Saturday, March 07, 2015

Great essay on On Dangerous Ground

Editor's note: This edition of Noir of the Week is by clyderfro. He has an amazing website devoted to classic films that shouldn't be missed.

Posted by clydefro

Superlatives are easy and get us nowhere. In intellectual property law, the dilution of a brand name to the point where it's synonymous with the actual product is commonly referred to as "genericide." The result is for the trademarked name to become essentially worthless, harboring no actual value due to its overuse. The same should go for sliced-out blurbs that deem something, often a movie, to be "great" or "amazing" or, heaven forbid, "powerful." If you hear these words enough, they lose any and all meaning. It tells us nothing aside from one person's struggle with a limited vocabulary of populist signal phrases.

If Nicholas Ray still made movies today, considering the vast number of blurb-happy reviewer monkeys, he'd have no problem rounding up a few eager admirers with bylines. Lot of good that does him now. Those guys were nary to be found during his time in Hollywood. When he started out at RKO in the late 1940's, audiences hardly noticed the unique auteur stamp he applied to his very best films. His debut They Live by Night sat on the shelf for months before getting a quiet, unnoticed release. Critics too were not entirely enthusiastic in his native country. If he had a champion among the American contingent of reviewers, I'm not aware of who it'd be. Years later, Andrew Sarris picked up the ball, but he didn't originate the play. Overseas, it was the French, specifically the lads at Cahiers du Cinema, who were responsible for elevating Ray to the status of major filmmaker. Jean-Luc Godard put Ray's Bitter Victory as his top film of 1957, ranked The Savage Innocents #2 in 1960, and had Bigger Than Life at number 7 in his list of the best American sound films that was published in the last issue of 1963. The periodical also put Johnny Guitar, Rebel Without a Cause and Bigger Than Life in its year-end top 10 lists. How did Ray fare stateside? He picked up an Oscar nod for Best Writing on Rebel in 1956. That's it. By the end of the decade he was done in Hollywood, essentially unemployable and on his way to a heart attack on the set of his last studio-financed film, 1963's 55 Days at Peking. He'd go on to teach at New York University, where his most famous alum was the director Jim Jarmusch, before succumbing to cancer in the summer of 1979.

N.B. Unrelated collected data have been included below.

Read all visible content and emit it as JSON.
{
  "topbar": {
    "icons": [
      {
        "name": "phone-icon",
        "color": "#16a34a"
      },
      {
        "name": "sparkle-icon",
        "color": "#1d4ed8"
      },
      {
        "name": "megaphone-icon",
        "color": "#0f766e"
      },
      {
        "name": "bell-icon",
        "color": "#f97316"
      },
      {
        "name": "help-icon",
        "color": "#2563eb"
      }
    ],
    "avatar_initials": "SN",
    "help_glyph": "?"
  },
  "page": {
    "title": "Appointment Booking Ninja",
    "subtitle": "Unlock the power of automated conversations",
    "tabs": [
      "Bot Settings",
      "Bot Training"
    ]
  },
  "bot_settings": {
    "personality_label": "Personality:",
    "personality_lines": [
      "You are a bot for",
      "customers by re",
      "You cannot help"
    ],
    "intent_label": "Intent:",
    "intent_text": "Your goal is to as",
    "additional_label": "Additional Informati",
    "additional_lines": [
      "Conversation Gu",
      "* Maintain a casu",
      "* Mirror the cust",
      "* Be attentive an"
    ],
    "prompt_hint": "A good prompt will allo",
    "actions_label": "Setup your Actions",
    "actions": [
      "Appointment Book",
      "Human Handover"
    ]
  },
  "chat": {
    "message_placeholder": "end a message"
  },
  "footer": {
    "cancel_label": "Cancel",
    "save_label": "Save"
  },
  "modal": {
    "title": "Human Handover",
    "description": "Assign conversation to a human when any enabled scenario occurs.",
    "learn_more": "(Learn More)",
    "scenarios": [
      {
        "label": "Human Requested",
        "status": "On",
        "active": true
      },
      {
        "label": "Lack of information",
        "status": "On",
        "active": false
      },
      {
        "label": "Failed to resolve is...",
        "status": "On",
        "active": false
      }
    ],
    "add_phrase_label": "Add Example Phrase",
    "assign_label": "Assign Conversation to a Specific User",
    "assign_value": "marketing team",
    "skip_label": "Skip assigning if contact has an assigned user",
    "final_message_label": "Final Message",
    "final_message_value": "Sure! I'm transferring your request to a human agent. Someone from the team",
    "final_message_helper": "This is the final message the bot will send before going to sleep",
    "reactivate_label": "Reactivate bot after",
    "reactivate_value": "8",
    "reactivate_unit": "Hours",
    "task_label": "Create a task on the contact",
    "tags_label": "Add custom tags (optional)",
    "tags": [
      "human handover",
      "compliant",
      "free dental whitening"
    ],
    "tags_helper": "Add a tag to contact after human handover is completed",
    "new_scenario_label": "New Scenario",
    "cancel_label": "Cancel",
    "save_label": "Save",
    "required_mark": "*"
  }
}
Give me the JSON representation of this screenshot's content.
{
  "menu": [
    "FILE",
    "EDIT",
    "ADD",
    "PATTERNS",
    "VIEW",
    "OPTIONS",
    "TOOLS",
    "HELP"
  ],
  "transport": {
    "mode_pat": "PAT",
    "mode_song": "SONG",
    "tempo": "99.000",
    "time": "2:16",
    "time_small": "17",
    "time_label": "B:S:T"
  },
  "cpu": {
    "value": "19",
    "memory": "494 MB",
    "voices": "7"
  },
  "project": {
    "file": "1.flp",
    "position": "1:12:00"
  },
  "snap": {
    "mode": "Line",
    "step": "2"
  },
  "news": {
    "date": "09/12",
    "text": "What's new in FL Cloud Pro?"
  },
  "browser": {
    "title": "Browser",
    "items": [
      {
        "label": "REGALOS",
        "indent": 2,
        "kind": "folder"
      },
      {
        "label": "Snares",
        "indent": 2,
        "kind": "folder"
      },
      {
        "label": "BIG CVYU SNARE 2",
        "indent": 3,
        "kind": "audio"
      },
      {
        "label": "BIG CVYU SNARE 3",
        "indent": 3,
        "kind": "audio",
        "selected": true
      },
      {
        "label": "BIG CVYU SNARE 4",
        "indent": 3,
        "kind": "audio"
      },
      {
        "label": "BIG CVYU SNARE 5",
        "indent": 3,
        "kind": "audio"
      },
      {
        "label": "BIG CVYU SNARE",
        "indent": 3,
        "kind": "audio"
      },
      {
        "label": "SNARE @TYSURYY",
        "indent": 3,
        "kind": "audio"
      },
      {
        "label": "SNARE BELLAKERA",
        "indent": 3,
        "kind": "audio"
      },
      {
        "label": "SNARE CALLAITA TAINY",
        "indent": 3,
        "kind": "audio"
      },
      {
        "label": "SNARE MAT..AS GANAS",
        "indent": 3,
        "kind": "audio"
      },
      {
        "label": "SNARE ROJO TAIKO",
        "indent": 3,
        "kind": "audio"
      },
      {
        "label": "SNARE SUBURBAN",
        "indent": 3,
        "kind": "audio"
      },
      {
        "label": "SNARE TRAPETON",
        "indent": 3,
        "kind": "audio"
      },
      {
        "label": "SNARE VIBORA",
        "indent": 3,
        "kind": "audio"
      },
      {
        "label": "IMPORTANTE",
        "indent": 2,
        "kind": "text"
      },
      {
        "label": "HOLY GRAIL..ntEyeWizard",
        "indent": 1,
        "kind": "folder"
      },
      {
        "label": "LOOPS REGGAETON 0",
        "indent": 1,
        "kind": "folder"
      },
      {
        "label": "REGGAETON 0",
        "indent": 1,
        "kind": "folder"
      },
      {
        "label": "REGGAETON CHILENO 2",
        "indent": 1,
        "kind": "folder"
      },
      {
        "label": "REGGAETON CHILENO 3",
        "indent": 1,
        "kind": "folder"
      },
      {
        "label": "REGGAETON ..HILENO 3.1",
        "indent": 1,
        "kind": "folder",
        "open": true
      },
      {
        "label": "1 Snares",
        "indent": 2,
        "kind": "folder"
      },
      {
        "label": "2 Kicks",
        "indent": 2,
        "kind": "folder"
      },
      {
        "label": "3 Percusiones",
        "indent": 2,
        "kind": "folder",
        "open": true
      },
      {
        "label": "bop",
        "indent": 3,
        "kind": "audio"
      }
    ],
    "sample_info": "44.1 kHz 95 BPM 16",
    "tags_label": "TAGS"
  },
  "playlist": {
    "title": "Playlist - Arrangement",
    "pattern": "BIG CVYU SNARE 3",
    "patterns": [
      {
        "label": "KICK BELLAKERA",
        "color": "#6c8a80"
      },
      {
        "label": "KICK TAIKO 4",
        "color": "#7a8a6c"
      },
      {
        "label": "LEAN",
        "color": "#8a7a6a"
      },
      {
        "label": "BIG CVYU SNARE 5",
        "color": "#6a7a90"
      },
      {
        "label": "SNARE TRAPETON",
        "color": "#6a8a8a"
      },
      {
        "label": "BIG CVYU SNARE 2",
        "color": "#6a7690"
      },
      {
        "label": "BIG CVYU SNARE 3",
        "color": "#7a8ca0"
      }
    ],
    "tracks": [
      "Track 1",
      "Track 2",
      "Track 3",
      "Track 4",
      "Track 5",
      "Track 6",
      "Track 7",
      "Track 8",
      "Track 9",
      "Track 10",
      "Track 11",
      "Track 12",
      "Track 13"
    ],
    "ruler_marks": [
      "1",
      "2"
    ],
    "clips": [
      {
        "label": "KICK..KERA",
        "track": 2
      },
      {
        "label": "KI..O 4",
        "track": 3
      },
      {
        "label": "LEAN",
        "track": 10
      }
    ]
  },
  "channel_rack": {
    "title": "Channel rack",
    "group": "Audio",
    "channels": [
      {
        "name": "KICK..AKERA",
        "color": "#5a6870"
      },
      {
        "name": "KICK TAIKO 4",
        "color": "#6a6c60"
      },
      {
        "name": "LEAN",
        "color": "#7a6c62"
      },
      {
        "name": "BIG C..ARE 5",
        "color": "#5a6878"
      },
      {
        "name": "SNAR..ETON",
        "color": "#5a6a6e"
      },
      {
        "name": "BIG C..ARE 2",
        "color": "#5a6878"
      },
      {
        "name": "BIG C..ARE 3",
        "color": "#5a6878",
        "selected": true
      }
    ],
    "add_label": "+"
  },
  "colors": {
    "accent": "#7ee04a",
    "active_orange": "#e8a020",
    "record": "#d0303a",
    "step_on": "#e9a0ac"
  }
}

The movies, of course, remain, and gloriously so. Ray's decade was the 1950's. You can look at and appreciate the output of Hitchcock or Billy Wilder or anyone from Sam Fuller to Douglas Sirk, but the '50s were Nick Ray's. No other director working in Hollywood was able to place America on the screen like Ray did. Our postwar fears, the veneer of happiness when disenchantment lurks barely beneath the surface, the basic decency we all struggle to maintain and the mistakes we're doomed to make - these subjects fascinated Ray and they reveal themselves in the subtext of all his best efforts. After They Live by Night, Ray got kicked around by RKO and eventually jumped to Columbia for a couple of Humphrey Bogart pictures. He made one of his best films there, arguably his masterpiece, with In a Lonely Place in 1950. He then returned to his home turf of Howard Hughes' RKO to helm On Dangerous Ground, inspired by a British novel by Gerald Butler called Mad with Much Heart, which Ray had read prior to filming Born to Be Bad in 1949.